Reflections, Ruminations & Refractions
On Jan. 17, a pipeline upriver from Glendive broke, spilling, as of a Jan. 27 estimate approximately 30,000 gallons of petroleum from the Bakken oil fields into the Yellowstone River. The city’s water treatment plant was polluted, and trucks began hauling bottled water to residents but not to businesses (including restaurants). By Jan. 20 the leak had been found and the the cleanup is well underway but this incident serves as a cogent reminder.
Pipelines are the cheapest and safest way to send petroleum products to distant points. But pipelines are man-made and they, like any human construction can (and usually do) break. Now the question on most people’s minds is “If Congress overrides President Obama’s expected veto of the Keystone XL pipeline, when the pipeline leaks how big a disaster will result?
According to the story in the Jan. 22 Billings Gazette, the route of the Keystone pipeline will cross the Yellowstone roughly 20 miles above the present pipeline break [now called the Poplar Hill spill] near Glendive. Again quoting the Gazette, Senator Jon Tester, noting that the pipe that broke was decades old, said “… we need to look at some of these pipelines that have been in the ground for half a century and are they still doing a good job?“
We need to understand that there is no such thing as a perfect pipeline, no more than there is a perfect washing machine or spaceship. But this pipeline has a special problem: the Canadian tar sands oil it will carry to Gulf of Mexico refineries is highly corrosive and regardless of promises by well meaning engineers, the Keystone pipeline will likely pose more of a danger in Montana than expected.
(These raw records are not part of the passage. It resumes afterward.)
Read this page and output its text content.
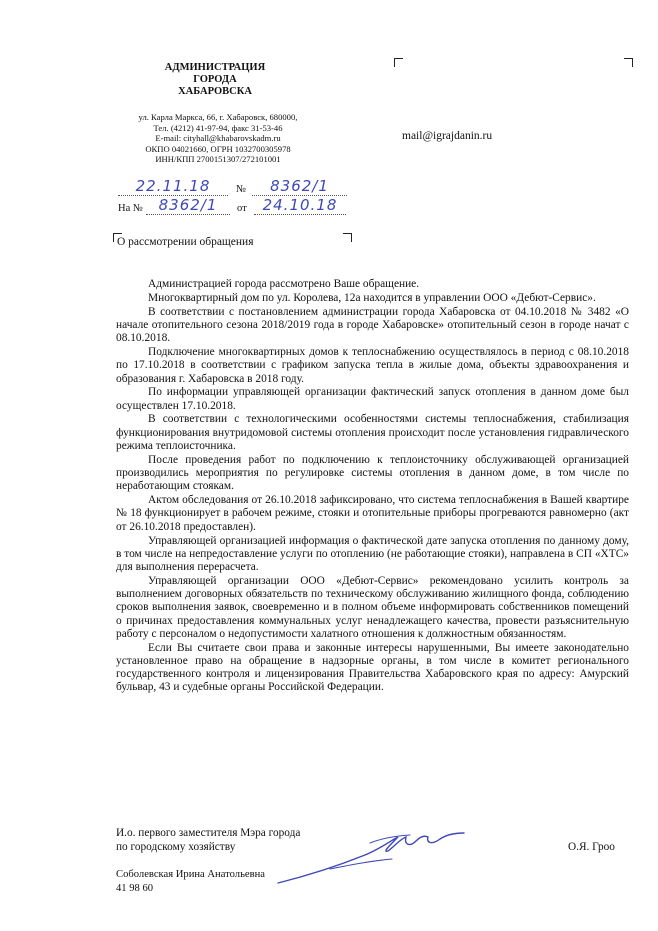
АДМИНИСТРАЦИЯ ГОРОДА
ХАБАРОВСКА
ул. Карла Маркса, 66, г. Хабаровск, 680000,
Тел. (4212) 41-97-94, факс 31-53-46
E-mail: cityhall@khabarovskadm.ru
ОКПО 04021660, ОГРН 1032700305978
ИНН/КПП 2700151307/272101001
mail@igrajdanin.ru
22.11.18	№	8362/1
На №	8362/1	от	24.10.18
О рассмотрении обращения

Администрацией города рассмотрено Ваше обращение.

Многоквартирный дом по ул. Королева, 12а находится в управлении ООО «Дебют-Сервис».

В соответствии с постановлением администрации города Хабаровска от 04.10.2018 № 3482 «О начале отопительного сезона 2018/2019 года в городе Хабаровске» отопительный сезон в городе начат с 08.10.2018.

Подключение многоквартирных домов к теплоснабжению осуществлялось в период с 08.10.2018 по 17.10.2018 в соответствии с графиком запуска тепла в жилые дома, объекты здравоохранения и образования г. Хабаровска в 2018 году.

По информации управляющей организации фактический запуск отопления в данном доме был осуществлен 17.10.2018.

В соответствии с технологическими особенностями системы теплоснабжения, стабилизация функционирования внутридомовой системы отопления происходит после установления гидравлического режима теплоисточника.

После проведения работ по подключению к теплоисточнику обслуживающей организацией производились мероприятия по регулировке системы отопления в данном доме, в том числе по неработающим стоякам.

Актом обследования от 26.10.2018 зафиксировано, что система теплоснабжения в Вашей квартире № 18 функционирует в рабочем режиме, стояки и отопительные приборы прогреваются равномерно (акт от 26.10.2018 предоставлен).

Управляющей организацией информация о фактической дате запуска отопления по данному дому, в том числе на непредоставление услуги по отоплению (не работающие стояки), направлена в СП «ХТС» для выполнения перерасчета.

Управляющей организации ООО «Дебют-Сервис» рекомендовано усилить контроль за выполнением договорных обязательств по техническому обслуживанию жилищного фонда, соблюдению сроков выполнения заявок, своевременно и в полном объеме информировать собственников помещений о причинах предоставления коммунальных услуг ненадлежащего качества, провести разъяснительную работу с персоналом о недопустимости халатного отношения к должностным обязанностям.

Если Вы считаете свои права и законные интересы нарушенными, Вы имеете законодательно установленное право на обращение в надзорные органы, в том числе в комитет регионального государственного контроля и лицензирования Правительства Хабаровского края по адресу: Амурский бульвар, 43 и судебные органы Российской Федерации.

И.о. первого заместителя Мэра города
по городскому хозяйству	О.Я. Гроо
Соболевская Ирина Анатольевна
41 98 60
I’m familiar with the claims about the hundreds of jobs the pipeline will create. I also understand the counter arguments: the construction jobs will be temporary and the long-term financial benefits will go elsewhere.
Not only that, but the construction will only add to the problems already experienced in the area: man-camps and their resultant problems of drugs, prostitution, and the strain on local community resources. There will be a few longer lasting maintenance and administrative jobs, but little increase in tax dollars. So any long-term economic boost is unlikely to materialize.
Is it worth it?
Why should Montana be helping the economy of Canada and oil companies located elsewhere? Why should we endanger Montana’s water and land resources for the sake of only limited (and inadequate) short-term gains? These questions beg for answers and the responses vary with the politics of politicians as well as voters. Many folk, including me, don’t trust the answers provided by the same large corporations which stand to gain millions of dollars (many of which end up in eastern banks) by backing the Keystone.
Of course this isn’t the first recent pipeline leak in Montana. Less than four years ago, in 2011, an Exxon Mobile pipeline broke and spilled 69,000 gallons of oil into the Yellowstone River upstream from Laurel.
While Exxon cleaned up the mess and paid a hefty fine, the cleanup took about a month and although Laurel residents didn’t have to drink bottled water like those of Glendive, the Billings water plant went on alert and sucked out oil that would otherwise have ended up in that city’s drinking water.
Wake up, friends, and hopefully enjoy the smell of fresh-brewed morning coffee instead of freshly spilled petroleum fumes like the folks in Glendive.
Dave Grimland is a Columbus resident and former U.S. diplomat, having served as a press spokesman, cultural officer and public affairs officer in Athens, Greece, Cyprus, Turkey and Bangladesh. He was also the deputy director in New Delhi, India. His career with the American diplomatic service spanned about 25 years.